The classical theories for thin-walled beams (Timoshenko, Vlasov) are based on the assumption that the beam’s cross section remains unchanged. Using that assumption, the displacement and stress analysis for bending and torsion of the beams are relatively simple. But, for thin-walled beams, and beams made of orthotropic materials, the cross-section distortion could be significant and it could influence stress distribution and its value. The influence of the distortion of the cross sections at the bending and torsion of the beams is of particular interest. The warping of the cross sections due to shear for the bending of isotropic beams is relatively well investigated. The warping is studied to determine its influence on the displacements more than on the stresses. At torsion, the warping of thin-walled cross section is included in the Vlasov’s theory of torsion; the warping due to shear is subject of the novel investigations. The studying of the thin-walled beams at the complex loading conditions, particularly made of the orthotropic materials, is subject of the most recent investigations, also. Within research activities related to the thin-walled beams, a special attention is devoted to the analysis of thin-walled curved beams. In addition to the coupling effects between displacements and internal forces components, the influence of the shear in the analysis of the short thin-walled curved beams with bi-symmetrical open cross-sections loaded with in and out-of-plane loads will be investigated also.

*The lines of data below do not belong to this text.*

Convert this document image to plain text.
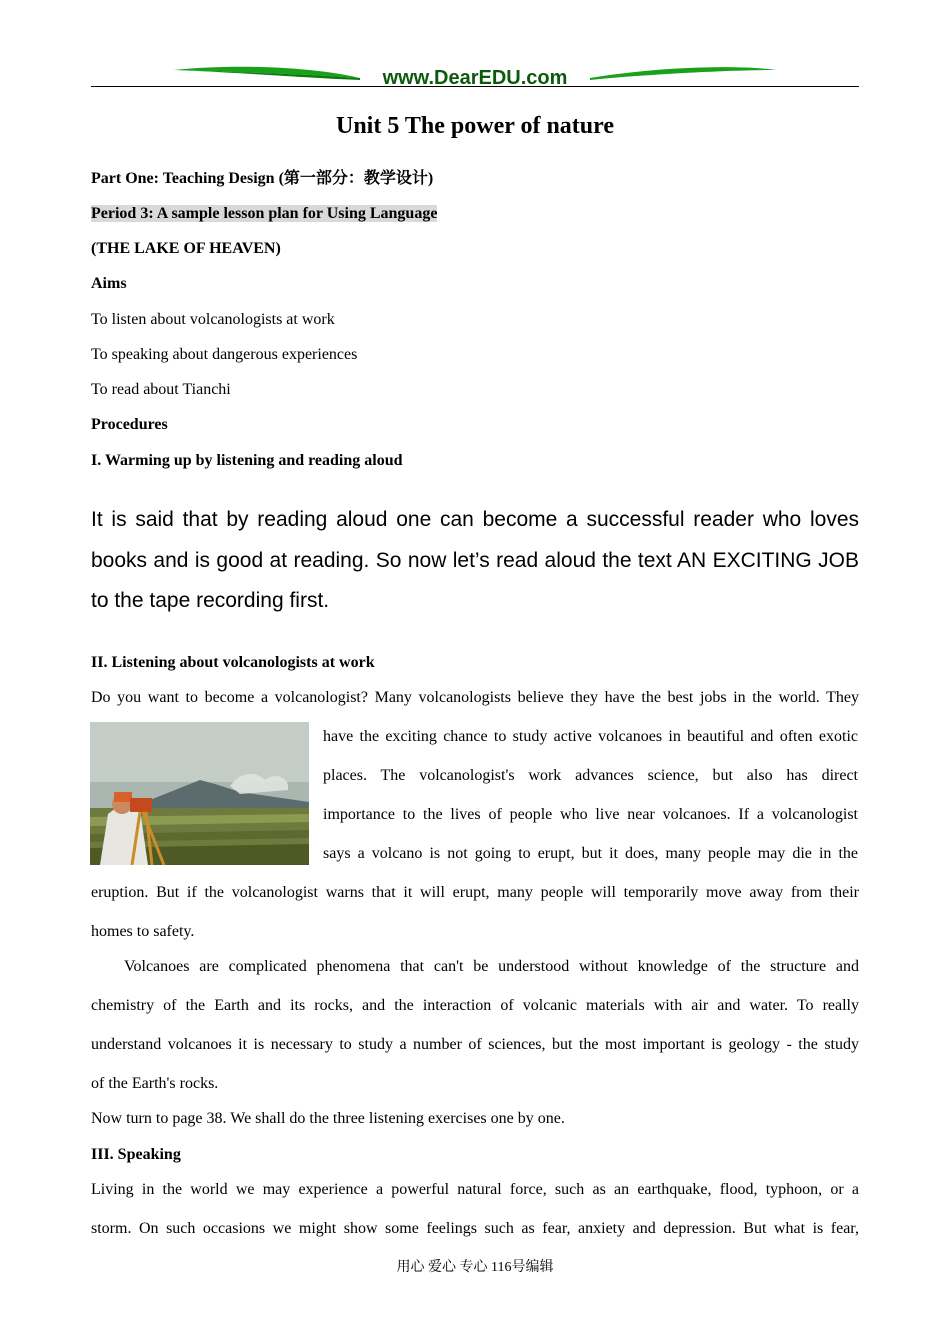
www.DearEDU.com
Unit 5 The power of nature
Part One: Teaching Design (第一部分：教学设计)
Period 3: A sample lesson plan for Using Language
(THE LAKE OF HEAVEN)
Aims
To listen about volcanologists at work
To speaking about dangerous experiences
To read about Tianchi
Procedures
I. Warming up by listening and reading aloud
It is said that by reading aloud one can become a successful reader who loves books and is good at reading. So now let’s read aloud the text AN EXCITING JOB to the tape recording first.
II. Listening about volcanologists at work
Do you want to become a volcanologist? Many volcanologists believe they have the best jobs in the world. They
have the exciting chance to study active volcanoes in beautiful and often exotic
places. The volcanologist's work advances science, but also has direct
importance to the lives of people who live near volcanoes. If a volcanologist
says a volcano is not going to erupt, but it does, many people may die in the
eruption. But if the volcanologist warns that it will erupt, many people will temporarily move away from their
homes to safety.
Volcanoes are complicated phenomena that can't be understood without knowledge of the structure and
chemistry of the Earth and its rocks, and the interaction of volcanic materials with air and water. To really
understand volcanoes it is necessary to study a number of sciences, but the most important is geology - the study
of the Earth's rocks.
Now turn to page 38. We shall do the three listening exercises one by one.
III. Speaking
Living in the world we may experience a powerful natural force, such as an earthquake, flood, typhoon, or a
storm. On such occasions we might show some feelings such as fear, anxiety and depression. But what is fear,
用心 爱心 专心 116号编辑
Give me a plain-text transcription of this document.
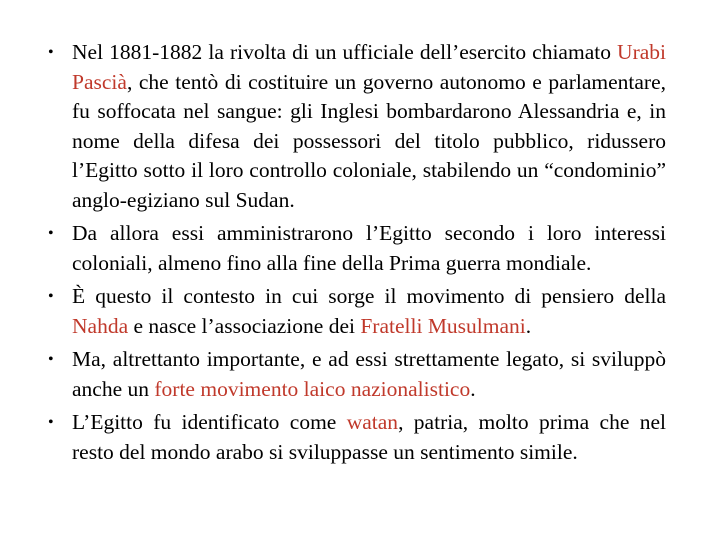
• Nel 1881-1882 la rivolta di un ufficiale dell’esercito chiamato Urabi Pascià, che tentò di costituire un governo autonomo e parlamentare, fu soffocata nel sangue: gli Inglesi bombardarono Alessandria e, in nome della difesa dei possessori del titolo pubblico, ridussero l’Egitto sotto il loro controllo coloniale, stabilendo un “condominio” anglo-egiziano sul Sudan.
• Da allora essi amministrarono l’Egitto secondo i loro interessi coloniali, almeno fino alla fine della Prima guerra mondiale.
• È questo il contesto in cui sorge il movimento di pensiero della Nahda e nasce l’associazione dei Fratelli Musulmani.
• Ma, altrettanto importante, e ad essi strettamente legato, si sviluppò anche un forte movimento laico nazionalistico.
• L’Egitto fu identificato come watan, patria, molto prima che nel resto del mondo arabo si sviluppasse un sentimento simile.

In the field of mathematical theory of plasticity, it is planned to continue research related to: development of constitutive models by which the plastic anisotropy evolution with on-going deformation process can be described (implementation of complex orthotropic stress functions and algorithmic consistent tangent module, consideration of plastic flow stability conditions),  application of alternative procedures in model calibration and application of developed models in prediction and optimization of various sheet metal forming processes (especially crimping process). Furthermore, research related to the characterization and modelling of elastic and plastic anisotropy of metal samples made by additive manufacturing will be conducted.